DIGITAL LIBRARY
ASSESSING 1:1 IPAD CLASSROOM INTEGRATION: INTRODUCING A NOVEL AUTOMATED METHOD FOR OBJECTIVE USAGE DATA COLLECTION
1 Julius-Maximilians-Universität Würzburg (JMU) (GERMANY)
2 Chemnitz University of Technology (GERMANY)
About this paper:
Appears in: EDULEARN24 Proceedings
Publication year: 2024
Pages: 3201-3208
ISBN: 978-84-09-62938-1
ISSN: 2340-1117
doi: 10.21125/edulearn.2024.0843
Conference name: 16th International Conference on Education and New Learning Technologies
Dates: 1-3 July, 2024
Location: Palma, Spain
Abstract:
This research introduces a novel, automatic method to capture and analyze how students use iPads in educational settings. It overcomes the inaccuracies, limitations, or challenges tied to traditional data collection methods such as self-reporting, direct observations, and screen recordings (Parry et al. 2021, Baumgartner et al. 2023). Initiated in conjunction with the University of Würzburg's research project in the Aschaffenburg district, this study pioneers an approach for continuous and objective monitoring of iPad interactions among students.
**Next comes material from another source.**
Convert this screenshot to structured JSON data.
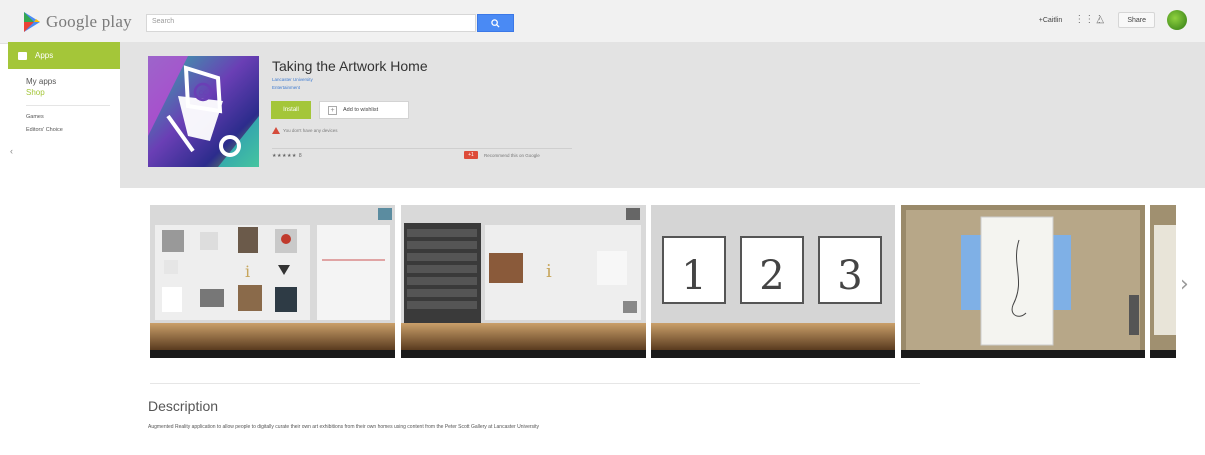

To achieve this, the researchers developed and evaluated a new iPadOS application, leveraging Apple's “App Privacy Report” alongside the “Network Extension” framework. The App Privacy Report, an integrated Apple feature, records applications accessing data and sensors, as well as their network activities. Students participate by voluntarily sharing their App Privacy Report weekly through our custom application (Share Extension), designed to facilitate easy data transmission. Simultaneously, the Network Extension component autonomously monitors and logs an applications network traffic data, eliminating the need for manual student input.

These two innovative data sources - the App Privacy Report and Network Extension logs - serve as the foundational dataset for subsequent media usage analysis. They are transmitted to a backend system, where they undergo sophisticated processing to quantify the iPad usage during class. This involves the application of advanced analytical methods to decode the complex datasets, transforming raw datapoints into meaningful insights about student engagement with iPads. This backend processing is crucial for deriving actionable intelligence from the logged data, ensuring a comprehensive understanding of digital tool usage in educational environments.

Notwithstanding these challenges, the outcomes of this study underscore the viability and potential of the devised automatic methodology as a tool for exploring a 1:1 iPad integration within educational paradigms. This approach not only circumvents the biases and inaccuracies associated with self-reported data but also paves the way for more nuanced and large-scale analyses of digital tool usage in learning environments. Importantly, it offers significant contributions to educational research by enabling a deeper understanding of how iPads are used in classrooms.
Keywords:
Technology, iPad, assessment, automatic data collection, objective measures, log based measures.